Bedakan antara kebutuhan dan keinginan, di situ ada jalan tengahnya.
selalu ada wilayah untuk berdiplomasi :-)
Pengalaman @ihansunrise bisa ditiru. Dalam membeli barang, saya termasuk suka yang berkualitas meski kemudian barangnya mahal. Lebih baik saya menabung dalam waktu lama dan memiliki barang sedikit daripada barang tidak berkualitas tetapi kita punya banyak.

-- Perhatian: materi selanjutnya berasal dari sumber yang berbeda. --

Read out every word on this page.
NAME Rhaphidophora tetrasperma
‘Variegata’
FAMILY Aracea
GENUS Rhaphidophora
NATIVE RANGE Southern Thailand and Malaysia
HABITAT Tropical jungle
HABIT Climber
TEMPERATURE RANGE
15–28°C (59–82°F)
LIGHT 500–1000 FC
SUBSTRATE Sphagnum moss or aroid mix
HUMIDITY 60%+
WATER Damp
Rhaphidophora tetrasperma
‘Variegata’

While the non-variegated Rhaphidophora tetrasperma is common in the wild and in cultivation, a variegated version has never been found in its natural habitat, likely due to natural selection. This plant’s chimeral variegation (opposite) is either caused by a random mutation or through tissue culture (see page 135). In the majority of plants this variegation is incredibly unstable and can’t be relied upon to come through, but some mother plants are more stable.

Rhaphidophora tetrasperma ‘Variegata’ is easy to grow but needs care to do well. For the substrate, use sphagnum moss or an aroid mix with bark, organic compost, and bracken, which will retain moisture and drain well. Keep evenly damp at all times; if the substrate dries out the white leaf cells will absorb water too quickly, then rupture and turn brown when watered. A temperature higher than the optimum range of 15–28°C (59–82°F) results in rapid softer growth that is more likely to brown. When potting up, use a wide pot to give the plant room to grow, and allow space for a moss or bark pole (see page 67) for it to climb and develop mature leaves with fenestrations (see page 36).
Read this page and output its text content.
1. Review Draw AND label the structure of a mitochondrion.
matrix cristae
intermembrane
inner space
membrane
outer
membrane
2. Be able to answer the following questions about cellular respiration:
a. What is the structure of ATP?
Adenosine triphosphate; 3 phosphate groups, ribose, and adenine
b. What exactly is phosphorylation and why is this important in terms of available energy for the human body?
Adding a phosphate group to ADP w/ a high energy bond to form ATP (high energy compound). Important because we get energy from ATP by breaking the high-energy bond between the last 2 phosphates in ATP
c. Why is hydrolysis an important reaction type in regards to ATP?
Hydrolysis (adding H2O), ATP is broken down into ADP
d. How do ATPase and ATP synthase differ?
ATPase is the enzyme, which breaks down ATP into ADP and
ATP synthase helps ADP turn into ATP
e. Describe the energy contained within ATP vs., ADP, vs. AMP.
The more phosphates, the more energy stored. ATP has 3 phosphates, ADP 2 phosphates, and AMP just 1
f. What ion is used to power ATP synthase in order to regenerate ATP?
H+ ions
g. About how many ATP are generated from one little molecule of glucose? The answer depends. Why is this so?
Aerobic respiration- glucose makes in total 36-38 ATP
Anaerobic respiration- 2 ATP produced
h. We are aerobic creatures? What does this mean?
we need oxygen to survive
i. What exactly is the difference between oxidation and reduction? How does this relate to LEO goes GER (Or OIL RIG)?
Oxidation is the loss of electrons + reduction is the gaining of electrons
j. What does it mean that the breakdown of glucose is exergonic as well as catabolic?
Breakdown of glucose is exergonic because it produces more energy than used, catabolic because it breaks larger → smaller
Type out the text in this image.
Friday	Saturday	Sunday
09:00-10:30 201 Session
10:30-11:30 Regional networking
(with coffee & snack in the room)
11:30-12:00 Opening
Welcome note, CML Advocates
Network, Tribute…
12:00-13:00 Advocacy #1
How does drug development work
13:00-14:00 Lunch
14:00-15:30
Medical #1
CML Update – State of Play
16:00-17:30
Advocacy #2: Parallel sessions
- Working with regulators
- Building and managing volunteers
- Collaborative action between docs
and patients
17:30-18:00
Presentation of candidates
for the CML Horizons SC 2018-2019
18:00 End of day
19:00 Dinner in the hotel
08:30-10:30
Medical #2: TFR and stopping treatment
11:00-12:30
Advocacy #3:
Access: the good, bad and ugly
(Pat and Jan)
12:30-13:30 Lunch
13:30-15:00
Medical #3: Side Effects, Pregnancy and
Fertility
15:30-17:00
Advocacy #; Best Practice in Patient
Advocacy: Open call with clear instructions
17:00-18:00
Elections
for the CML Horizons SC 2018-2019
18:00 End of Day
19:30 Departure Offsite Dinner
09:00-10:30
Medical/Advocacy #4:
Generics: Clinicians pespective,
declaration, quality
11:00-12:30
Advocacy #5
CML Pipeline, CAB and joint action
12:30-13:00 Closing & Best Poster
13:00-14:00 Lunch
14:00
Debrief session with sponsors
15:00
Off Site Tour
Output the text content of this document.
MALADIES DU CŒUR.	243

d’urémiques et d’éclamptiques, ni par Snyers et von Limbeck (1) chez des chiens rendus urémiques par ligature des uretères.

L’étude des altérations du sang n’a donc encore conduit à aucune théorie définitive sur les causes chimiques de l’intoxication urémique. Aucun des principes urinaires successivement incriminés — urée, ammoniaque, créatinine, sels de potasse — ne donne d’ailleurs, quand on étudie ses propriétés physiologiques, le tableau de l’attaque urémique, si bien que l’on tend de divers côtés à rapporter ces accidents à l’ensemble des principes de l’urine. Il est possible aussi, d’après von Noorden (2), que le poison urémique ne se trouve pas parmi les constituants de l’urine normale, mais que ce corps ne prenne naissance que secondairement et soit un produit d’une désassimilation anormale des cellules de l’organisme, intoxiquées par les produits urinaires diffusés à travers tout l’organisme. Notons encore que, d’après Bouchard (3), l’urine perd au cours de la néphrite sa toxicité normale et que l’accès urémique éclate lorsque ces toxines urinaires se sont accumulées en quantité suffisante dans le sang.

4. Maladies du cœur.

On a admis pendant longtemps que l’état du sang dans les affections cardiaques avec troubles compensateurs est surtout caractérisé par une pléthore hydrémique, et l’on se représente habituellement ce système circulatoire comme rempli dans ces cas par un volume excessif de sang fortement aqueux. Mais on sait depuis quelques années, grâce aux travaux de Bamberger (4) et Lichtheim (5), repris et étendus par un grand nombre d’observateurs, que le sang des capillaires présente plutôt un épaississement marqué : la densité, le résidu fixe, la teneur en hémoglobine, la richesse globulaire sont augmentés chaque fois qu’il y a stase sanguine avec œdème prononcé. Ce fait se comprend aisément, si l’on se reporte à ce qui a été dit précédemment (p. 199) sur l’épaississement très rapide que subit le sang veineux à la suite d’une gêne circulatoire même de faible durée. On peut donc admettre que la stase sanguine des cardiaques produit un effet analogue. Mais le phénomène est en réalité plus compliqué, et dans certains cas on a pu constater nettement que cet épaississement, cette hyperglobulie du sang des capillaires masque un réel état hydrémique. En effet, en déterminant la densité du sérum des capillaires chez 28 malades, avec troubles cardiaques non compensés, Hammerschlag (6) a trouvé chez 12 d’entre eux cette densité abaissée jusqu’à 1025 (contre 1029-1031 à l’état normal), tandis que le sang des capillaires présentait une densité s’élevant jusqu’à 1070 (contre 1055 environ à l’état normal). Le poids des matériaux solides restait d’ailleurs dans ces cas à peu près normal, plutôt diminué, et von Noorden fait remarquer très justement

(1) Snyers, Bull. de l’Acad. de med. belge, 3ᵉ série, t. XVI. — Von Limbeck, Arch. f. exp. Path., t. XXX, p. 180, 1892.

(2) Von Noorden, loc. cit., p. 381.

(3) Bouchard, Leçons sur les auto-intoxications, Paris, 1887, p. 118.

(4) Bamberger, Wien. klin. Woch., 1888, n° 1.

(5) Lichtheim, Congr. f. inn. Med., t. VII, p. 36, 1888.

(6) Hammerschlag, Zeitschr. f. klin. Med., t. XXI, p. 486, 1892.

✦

Tapi ada sedihnya juga. Misalnya ketika membeli kaca mata yang bagi saya mahal. Waktu ikut wartawan tanding bola, entah siapa yang duduk atau gencet ransel saya sehingga kaca mata pecah. Karena mahal, harusnya dijaga dengan baik...
Pernah di satu seminar dibilang kira-kira begini: jangan kita mengecilkan impian kita karena nggak punya uang, dan tidak apa-apa menunda sebentar sambil mengumpulkan uang untuk mendapatkan apa yang diimpikan itu. Buat Ihan, ini masuk akal dan sering jadi pertimbangan untuk tidak tergesa-gesa saat membeli produk.
Hmm soal kacamata itu, yang pernah Bang Ayi cerita, ya? Memang pedih kali kalau kejadiannya begitu. Tapi, di situlah kadang-kadang kita perlu belajar merelakan xixixiix.